Constructed in the country of the Support-Surface creators, it flaunts the colours (the purple and yellow of a Viala observer of bullfighters) and the obsessive repetition of a simple design being systematically applied to a surface (diagonal stripes on the sides of the patio, the alternative white and blue paving stones of the floors and ceilings on the first floor).
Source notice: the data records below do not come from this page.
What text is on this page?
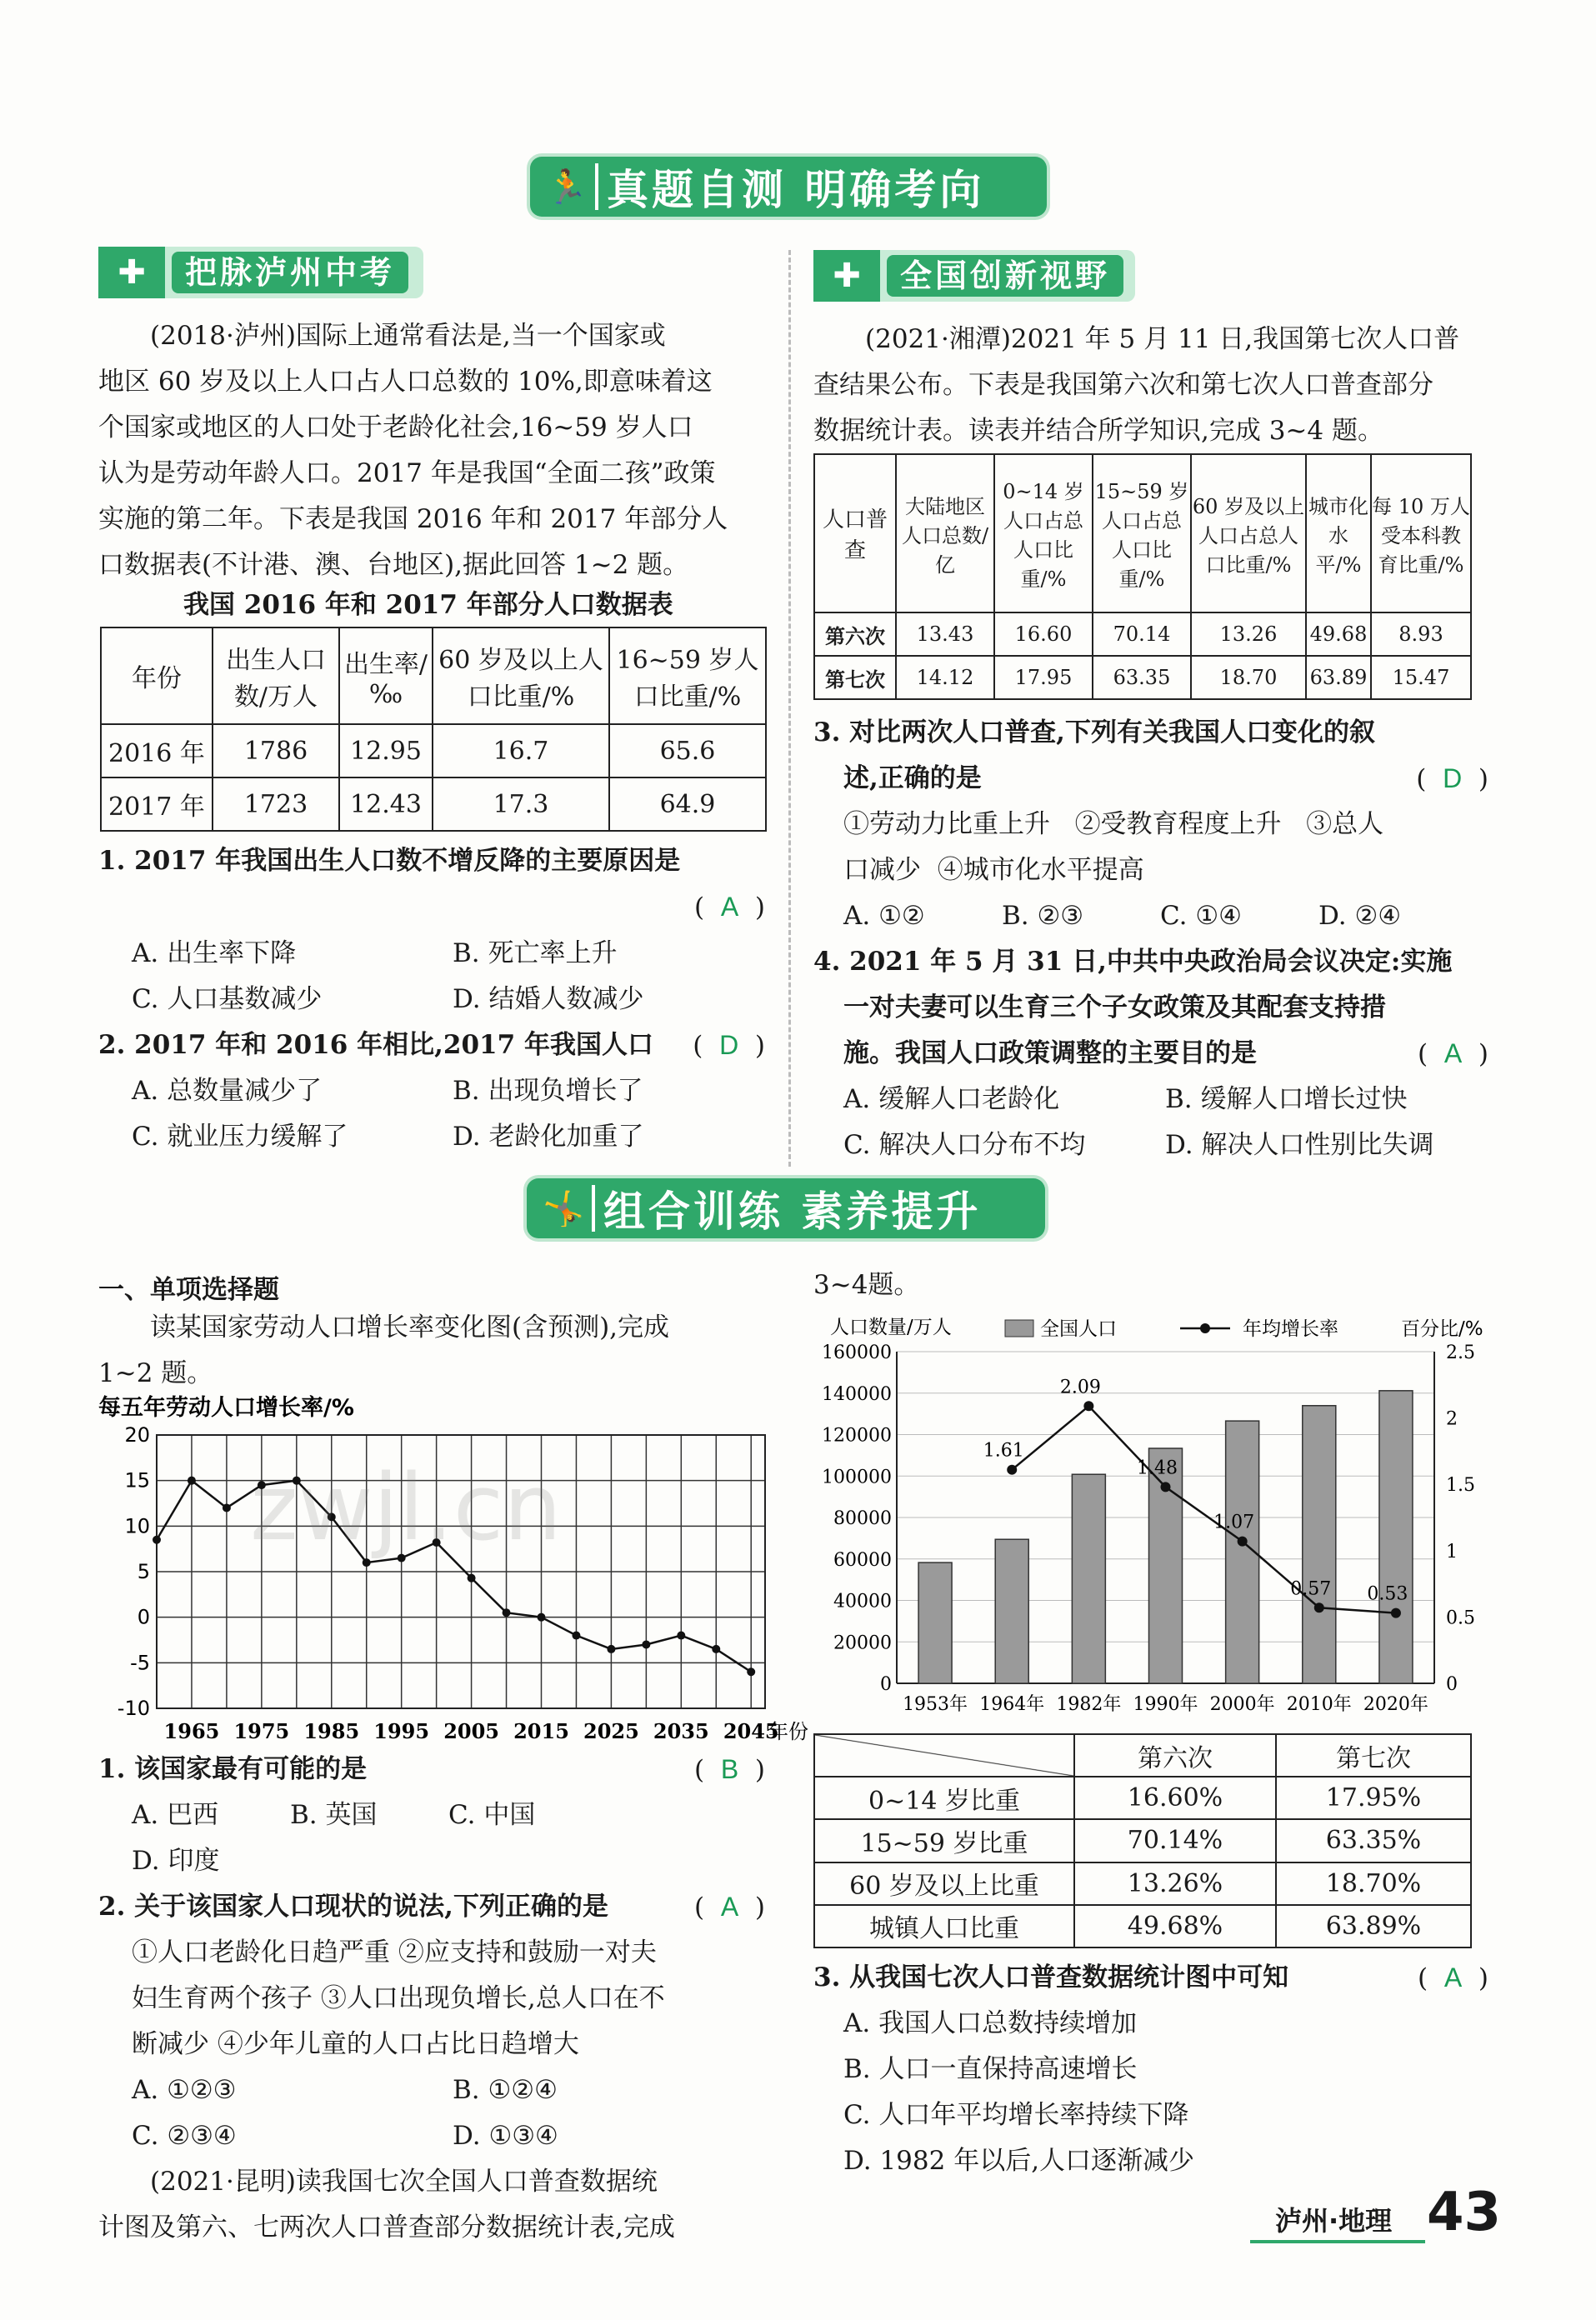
🏃 真题自测 明确考向
✚	把脉泸州中考	✚	全国创新视野

(2018·泸州)国际上通常看法是,当一个国家或

地区 60 岁及以上人口占人口总数的 10%,即意味着这

个国家或地区的人口处于老龄化社会,16~59 岁人口

认为是劳动年龄人口。2017 年是我国“全面二孩”政策

实施的第二年。下表是我国 2016 年和 2017 年部分人

口数据表(不计港、澳、台地区),据此回答 1~2 题。

我国 2016 年和 2017 年部分人口数据表
年份	出生人口数/万人	出生率/‰	60 岁及以上人口比重/%	16~59 岁人口比重/%
2016 年	1786	12.95	16.7	65.6
2017 年	1723	12.43	17.3	64.9

1. 2017 年我国出生人口数不增反降的主要原因是

(  A  )

A. 出生率下降	B. 死亡率上升

C. 人口基数减少	D. 结婚人数减少

2. 2017 年和 2016 年相比,2017 年我国人口 (  D  )

A. 总数量减少了	B. 出现负增长了

C. 就业压力缓解了	D. 老龄化加重了

(2021·湘潭)2021 年 5 月 11 日,我国第七次人口普

查结果公布。下表是我国第六次和第七次人口普查部分

数据统计表。读表并结合所学知识,完成 3~4 题。

人口普查	大陆地区人口总数/亿	0~14 岁人口占总人口比重/%	15~59 岁人口占总人口比重/%	60 岁及以上人口占总人口比重/%	城市化水平/%	每 10 万人受本科教育比重/%
第六次	13.43	16.60	70.14	13.26	49.68	8.93
第七次	14.12	17.95	63.35	18.70	63.89	15.47

3. 对比两次人口普查,下列有关我国人口变化的叙

述,正确的是	(  D  )

①劳动力比重上升 ②受教育程度上升 ③总人

口减少 ④城市化水平提高

A. ①②	B. ②③	C. ①④	D. ②④

4. 2021 年 5 月 31 日,中共中央政治局会议决定:实施

一对夫妻可以生育三个子女政策及其配套支持措

施。我国人口政策调整的主要目的是	(  A  )

A. 缓解人口老龄化	B. 缓解人口增长过快

C. 解决人口分布不均	D. 解决人口性别比失调

🤸 组合训练 素养提升
一、单项选择题

读某国家劳动人口增长率变化图(含预测),完成

1~2 题。

每五年劳动人口增长率/%
20
15
10
5
0
-5
-10
1965 1975 1985 1995 2005 2015 2025 2035 2045
年份

1. 该国家最有可能的是	(  B  )

A. 巴西	B. 英国	C. 中国D. 印度

2. 关于该国家人口现状的说法,下列正确的是	(  A  )

①人口老龄化日趋严重 ②应支持和鼓励一对夫

妇生育两个孩子 ③人口出现负增长,总人口在不

断减少 ④少年儿童的人口占比日趋增大

A. ①②③	B. ①②④

C. ②③④	D. ①③④

(2021·昆明)读我国七次全国人口普查数据统

计图及第六、七两次人口普查部分数据统计表,完成

3~4题。
人口数量/万人	全国人口	年均增长率	百分比/%
160000
140000
120000
100000
80000
60000
40000
20000
0
2.5
2
1.5
1
0.5
0
1953年 1964年 1982年 1990年 2000年 2010年 2020年
1.61
2.09
1.48
1.07
0.57 0.53
	第六次	第七次
0~14 岁比重	16.60%	17.95%
15~59 岁比重	70.14%	63.35%
60 岁及以上比重	13.26%	18.70%
城镇人口比重	49.68%	63.89%

3. 从我国七次人口普查数据统计图中可知	(  A  )

A. 我国人口总数持续增加

B. 人口一直保持高速增长

C. 人口年平均增长率持续下降

D. 1982 年以后,人口逐渐减少

泸州·地理 43
zwjl.cn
As with the furniture set out in some of the spaces its origin is in the sixties: it also draws on the visual effects used by Yaacov Agam to animate the vertical lines – which change depending upon where the observer is standing – the flamboyant style of the small hall which has been given the name of The Club: it combines simple squares in ten sparkling colours to identify some of the collective spaces: it gorges on the geometry of the abstract visual artists for the decor in the large recording studio and the sound recording cabin: it opens out the monochrome areas of the linking foyers like a young sculpture would do.
Sounds and images have a rich common past: the walls of the big hall have even more life in them when adorned with striking motifs which reverberate like the gears in ‘La Bête Humaine’ (a film by Jean Renoir), the mechanics of Chaplin's Modern Times or the machines of Konrad Klapheck.
But all this only exists in relation to the music, and more particularly to the great liberating figures of the 1970s: the spirit of Franck Zappa, the initial link being with the green grasses suggested for the patio, creeping into the furnishings of the resident performers’ accommodation and their meeting spaces. And it is not unusual for the curve of a wall in the spaces reserved for the musicians to mock the curve of an electric guitar.